Answer
See explanation
Work Step by Step
Using a graphing utility, the graph is as shown.
The vertex is $(-3,-8.4)$.
The axis of symmetry is $x=-3$.
The $x$-intercepts are $(-6.74,0)$ and $(0.74,0)$.
Finding the standard form of the quadratic function:
$$f(x)=\frac{3}{5}(x^2+6x-5)$$ $$f(x)=\frac{3}{5}(x^2+6x)-3$$ $$f(x)=\frac{3}{5}\left(x^2+6x+\left(\frac{6}{2}\right)^2\right)-3-\frac{3}{5}\left(\frac{6}{2}\right)^2$$ $$f(x)=\frac{3}{5}(x^2+6x+9)-3-\frac{27}{5}$$ $$f(x)=\frac{3}{5}(x+3)^2-\frac{42}{5}$$ $$f(x)=\frac{3}{5}(x+3)^2-8.4$$ Thus, from the form $y=a(x-h)^2+k$, the vertex is $(-3,-8.4)$ and axis of symmetry is $x=-3$.

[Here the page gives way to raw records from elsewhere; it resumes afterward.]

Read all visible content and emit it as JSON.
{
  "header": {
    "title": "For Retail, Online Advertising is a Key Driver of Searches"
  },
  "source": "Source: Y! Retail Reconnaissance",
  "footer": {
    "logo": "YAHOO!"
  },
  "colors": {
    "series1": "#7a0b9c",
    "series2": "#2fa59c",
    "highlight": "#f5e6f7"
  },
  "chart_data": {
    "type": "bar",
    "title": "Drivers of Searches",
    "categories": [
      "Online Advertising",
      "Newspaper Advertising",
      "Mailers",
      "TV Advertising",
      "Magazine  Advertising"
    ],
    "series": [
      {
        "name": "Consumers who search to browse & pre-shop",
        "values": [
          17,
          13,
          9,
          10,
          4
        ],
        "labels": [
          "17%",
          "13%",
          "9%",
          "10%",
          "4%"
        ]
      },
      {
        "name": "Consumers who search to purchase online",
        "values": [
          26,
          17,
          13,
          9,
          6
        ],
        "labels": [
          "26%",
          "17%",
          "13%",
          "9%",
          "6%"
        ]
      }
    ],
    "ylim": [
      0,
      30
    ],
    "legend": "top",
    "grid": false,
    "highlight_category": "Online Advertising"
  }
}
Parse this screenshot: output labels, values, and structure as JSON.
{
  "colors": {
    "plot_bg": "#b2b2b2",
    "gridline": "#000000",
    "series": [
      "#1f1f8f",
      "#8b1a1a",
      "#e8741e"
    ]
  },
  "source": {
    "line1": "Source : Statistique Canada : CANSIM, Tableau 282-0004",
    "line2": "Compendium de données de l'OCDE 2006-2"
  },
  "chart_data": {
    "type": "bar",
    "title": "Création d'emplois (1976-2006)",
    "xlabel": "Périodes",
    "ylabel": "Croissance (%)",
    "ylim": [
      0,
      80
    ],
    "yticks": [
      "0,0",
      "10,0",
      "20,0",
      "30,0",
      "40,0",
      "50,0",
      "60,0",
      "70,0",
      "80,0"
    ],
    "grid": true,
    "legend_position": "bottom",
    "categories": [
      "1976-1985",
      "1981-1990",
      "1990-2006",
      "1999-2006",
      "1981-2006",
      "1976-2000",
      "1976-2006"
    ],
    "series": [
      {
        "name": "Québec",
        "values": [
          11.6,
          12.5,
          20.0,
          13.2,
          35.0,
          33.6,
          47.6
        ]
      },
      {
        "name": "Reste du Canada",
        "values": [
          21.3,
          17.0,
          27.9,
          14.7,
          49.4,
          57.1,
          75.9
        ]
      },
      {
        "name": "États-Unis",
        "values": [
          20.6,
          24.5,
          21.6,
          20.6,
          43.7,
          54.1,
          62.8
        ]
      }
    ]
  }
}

Finding the $x$-intercept by setting $y=0$:
$$0=\frac{3}{5}(x+3)^2-8.4$$ $$8.4=\frac{3}{5}(x+3)^2$$ $$\frac{3}{5}(x+3)^2=8.4$$ $$(x+3)^2=14$$ $$x+3=\pm\sqrt{14}$$ $$x=-3\pm\sqrt{14}$$ $$x_1=-3-\sqrt{14}\approx-6,74$$ $$x_2=-3+\sqrt{14}\approx0.74$$ Thus, the $x$-intercepts are $(-6.74,0)$ and $(0.74,0)$.